Quant Funds Shed Billions as Wall Street’s Hottest Trends Falter

(Bloomberg) — The triumphant comeback of quant-investing strategies on Wall Street is suddenly on shaky ground as virtually all of 2022’s hottest market trends get derailed in the new year.

Investors have been rushing to price an end to monetary tightening and a potential soft landing for the US economy, defying hawkish messages from the Federal Reserve. All that has revived megacap tech stocks and curbed broad-based gains in equity benchmarks.

That’s exactly the type of environment that works against many systematic strategies, which tend to benefit from wider dispersion in stock performance or which surf enduring price trends. The cohort had been enjoying a banner two years as inflation and surging borrowing costs fueled strong cross-market currents and finally ended the dominance of giant tech shares. 

Now, a typical portfolio that slices and dices the equity landscape by factors like how cheap companies trade has lost money for four straight weeks, according to a Bloomberg-GSAM index, the worst streak since 2019. A gauge of alternative risk premia — factors across asset classes — is on the worst run since 2020. 

Thank a fickle market that’s been rising or retreating on every word of central bankers — like Tuesday, when dovish comments from Fed Chair Jerome Powell triggered a rally that quickly flipped when he turned more hawkish.

Meanwhile, Commodity Trading Advisors, which surf price trends by trading futures, have gone nowhere in the past few months, even as they finished their best annual performance since at least 2000. 

Early evidence suggests shifting risk appetite is taking a toll on appetite for quant strategies. Smart-beta equity ETFs — which typically offer long-only versions of factors — posted outflows of about $4.8 billion in January. The sector is just one part of the quant world, but that was the largest monthly exit in at least four years. Meanwhile, a CTA-mimicking fund that was one of the most in-demand ETFs of 2022 is seeing mounting outflows.

“There have been a lot of tourists,” said Nicolas Rabener, founder of financial research firm Finominal. “Not all those folks who have allocated believe or understand the role of those strategies.”

These performance-chasing investors are likely calculating that if the Federal Reserve can tame inflation without triggering a US recession, it flips the outlook for rules-based strategies that have ridden the powerful trends of the past two years. 

While a few smart-beta styles — like growth — could actually benefit in the new regime, most thrived when the giant tech stocks weren’t dominating market performance.
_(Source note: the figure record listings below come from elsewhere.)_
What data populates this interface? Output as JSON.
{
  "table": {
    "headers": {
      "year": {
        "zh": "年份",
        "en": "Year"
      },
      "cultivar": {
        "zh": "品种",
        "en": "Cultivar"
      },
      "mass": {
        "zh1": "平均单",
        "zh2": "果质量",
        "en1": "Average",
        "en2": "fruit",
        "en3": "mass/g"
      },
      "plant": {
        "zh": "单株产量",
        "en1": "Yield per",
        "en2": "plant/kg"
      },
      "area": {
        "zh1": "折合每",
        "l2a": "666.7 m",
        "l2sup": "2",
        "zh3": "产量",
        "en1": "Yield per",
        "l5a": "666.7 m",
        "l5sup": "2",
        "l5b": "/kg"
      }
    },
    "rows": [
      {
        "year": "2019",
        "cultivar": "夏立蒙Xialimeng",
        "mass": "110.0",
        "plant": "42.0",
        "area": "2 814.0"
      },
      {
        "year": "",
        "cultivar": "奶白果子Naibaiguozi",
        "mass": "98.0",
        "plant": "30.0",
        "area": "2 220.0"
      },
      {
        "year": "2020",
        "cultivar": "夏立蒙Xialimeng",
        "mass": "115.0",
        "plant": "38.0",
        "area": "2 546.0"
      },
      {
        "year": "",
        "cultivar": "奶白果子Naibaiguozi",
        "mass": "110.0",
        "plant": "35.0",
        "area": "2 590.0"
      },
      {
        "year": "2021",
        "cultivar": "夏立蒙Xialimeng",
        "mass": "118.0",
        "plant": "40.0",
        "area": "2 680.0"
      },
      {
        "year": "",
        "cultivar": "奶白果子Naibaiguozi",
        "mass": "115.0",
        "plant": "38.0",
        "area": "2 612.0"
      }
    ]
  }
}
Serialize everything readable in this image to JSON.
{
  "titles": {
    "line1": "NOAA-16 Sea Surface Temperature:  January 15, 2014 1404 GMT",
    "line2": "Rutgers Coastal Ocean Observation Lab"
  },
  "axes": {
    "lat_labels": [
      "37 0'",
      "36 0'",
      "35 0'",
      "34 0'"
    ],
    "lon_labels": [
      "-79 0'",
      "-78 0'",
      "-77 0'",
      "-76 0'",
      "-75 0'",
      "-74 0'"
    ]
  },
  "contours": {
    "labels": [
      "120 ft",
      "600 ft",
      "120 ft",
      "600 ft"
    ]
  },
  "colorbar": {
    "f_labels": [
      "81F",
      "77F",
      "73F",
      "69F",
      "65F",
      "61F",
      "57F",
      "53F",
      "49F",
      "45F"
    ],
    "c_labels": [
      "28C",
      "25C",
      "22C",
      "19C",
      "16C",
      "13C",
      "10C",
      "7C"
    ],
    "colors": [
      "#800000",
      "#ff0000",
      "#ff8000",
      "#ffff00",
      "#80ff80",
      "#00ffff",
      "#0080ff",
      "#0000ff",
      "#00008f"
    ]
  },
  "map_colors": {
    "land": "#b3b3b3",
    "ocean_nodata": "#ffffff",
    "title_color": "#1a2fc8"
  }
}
Factor investing enjoyed the best year in a decade in 2022, according to Finominal, as approaches including value, quality, low volatility and momentum all advanced while broad equity indexes fell. 
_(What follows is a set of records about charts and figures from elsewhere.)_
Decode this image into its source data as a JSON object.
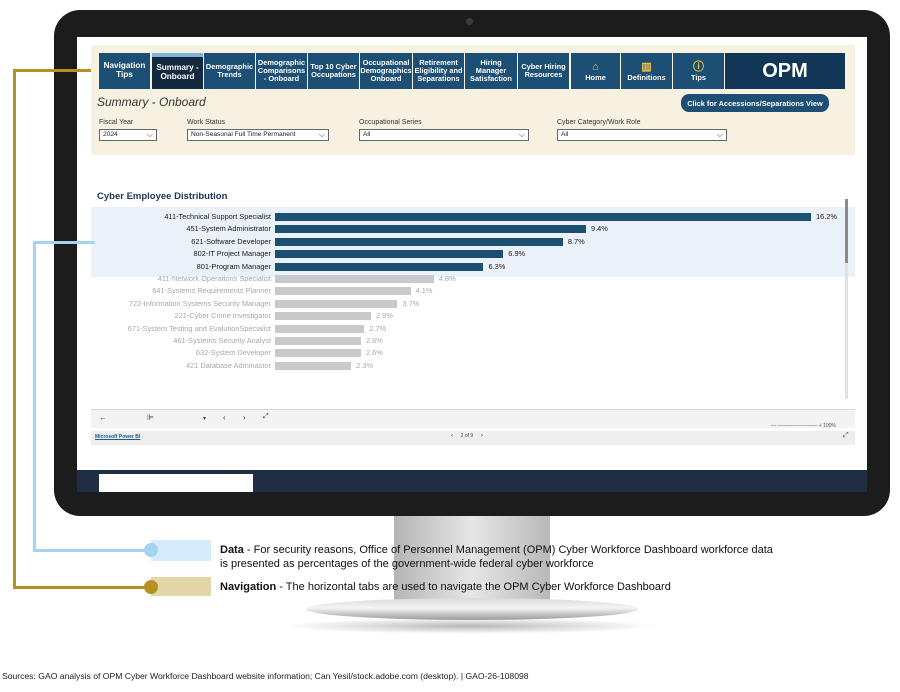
{
  "nav_tabs": [
    {
      "label": "Navigation Tips",
      "active": false
    },
    {
      "label": "Summary - Onboard",
      "active": true
    },
    {
      "label": "Demographic Trends",
      "active": false
    },
    {
      "label": "Demographic Comparisons - Onboard",
      "active": false
    },
    {
      "label": "Top 10 Cyber Occupations",
      "active": false
    },
    {
      "label": "Occupational Demographics Onboard",
      "active": false
    },
    {
      "label": "Retirement Eligibility and Separations",
      "active": false
    },
    {
      "label": "Hiring Manager Satisfaction",
      "active": false
    },
    {
      "label": "Cyber Hiring Resources",
      "active": false
    }
  ],
  "icon_tabs": [
    {
      "label": "Home",
      "icon": "home-icon"
    },
    {
      "label": "Definitions",
      "icon": "book-icon"
    },
    {
      "label": "Tips",
      "icon": "info-icon"
    }
  ],
  "logo_text": "OPM",
  "summary_title": "Summary - Onboard",
  "accessions_button": "Click for Accessions/Separations View",
  "filters": [
    {
      "label": "Fiscal Year",
      "value": "2024"
    },
    {
      "label": "Work Status",
      "value": "Non-Seasonal Full Time Permanent"
    },
    {
      "label": "Occupational Series",
      "value": "All"
    },
    {
      "label": "Cyber Category/Work Role",
      "value": "All"
    }
  ],
  "chart_data": {
    "type": "bar",
    "orientation": "horizontal",
    "title": "Cyber Employee Distribution",
    "categories": [
      "411-Technical Support Specialist",
      "451-System Administrator",
      "621-Software Developer",
      "802-IT Project Manager",
      "801-Program Manager",
      "411-Network Operations Specialist",
      "641-Systems Requirements Planner",
      "722-Information Systems Security Manager",
      "221-Cyber Crime Investigator",
      "671-System Testing and EvalutionSpecialist",
      "461-Systems Security Analyst",
      "632-System Developer",
      "421 Database Adminastor"
    ],
    "values": [
      16.2,
      9.4,
      8.7,
      6.9,
      6.3,
      4.8,
      4.1,
      3.7,
      2.9,
      2.7,
      2.6,
      2.6,
      2.3
    ],
    "value_labels": [
      "16.2%",
      "9.4%",
      "8.7%",
      "6.9%",
      "6.3%",
      "4.8%",
      "4.1%",
      "3.7%",
      "2.9%",
      "2.7%",
      "2.6%",
      "2.6%",
      "2.3%"
    ],
    "highlighted_count": 5,
    "highlight_color": "#1d4e73",
    "muted_color": "#c9c9c9"
  },
  "pbi_link": "Microsoft Power BI",
  "pager_text": "2 of 9",
  "zoom_text": "100%",
  "callouts": {
    "data_title": "Data",
    "data_text": " - For security reasons, Office of Personnel Management (OPM) Cyber Workforce Dashboard workforce data is presented as percentages of the government-wide federal cyber workforce",
    "nav_title": "Navigation",
    "nav_text": " - The horizontal tabs are used to navigate the OPM Cyber Workforce Dashboard"
  },
  "source": "Sources: GAO analysis of OPM Cyber Workforce Dashboard website information; Can Yesil/stock.adobe.com (desktop).  |  GAO-26-108098"
}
The potential revival of megacap tech stocks is bad news because many of these factors are effectively betting against those names as part of their long-short portfolios. Even in smart-beta ETFs, which don’t have a short component, funds suffer because they’re under-exposed on the long side.

Smart-beta excess returns for last year.

At Seven Investment Management LLP, the team in recent months has been cutting their overweights on value and small-caps.

“Everything feels more balanced than it did a year or so ago — valuations in bonds, equity markets in general and especially the parts of the market like tech that were more pronounced as outliers,” said Matthew Yeates, deputy chief investment officer at Seven, which oversees about £19 billion ($23 billion).

There’s no guarantee the widespread reversal of last year’s market trends will endure. Broad stock gauges slumped late last week when US employment data came in hotter-than-expected, giving the Fed a green light to keep policy tight. 

Higher yields, a weaker economy or a combination of the two could quickly see the trends of 2022 return to the market. 

Those helped power a 27% surge for a Societe Generale SA index of trend-following CTAs last year. Touting an easy-access version of a CTA strategy, the iM DBi Managed Futures Strategy ETF (ticker DBMF), exploded from $60 million in assets at the start of 2022 to around $1 billion in October.

But CTAs largely stumbled in November with the index falling 6%. DBMF lost 8.8%, and the fund posted outflows in December and January. 

“Most of the investors have always viewed DBMF as a long-term allocation, but whenever you have something that is up as much as this ETF was you also get a lot of hot money,” said Andrew Beer, founder of Dynamic Beta Investments and co-manager of DBMF. “The reality is people chase performance. If you want to have successful allocation to managed futures as a strategy you shouldn’t be thinking about what happened over the last three months but what is going to happen over the next years.”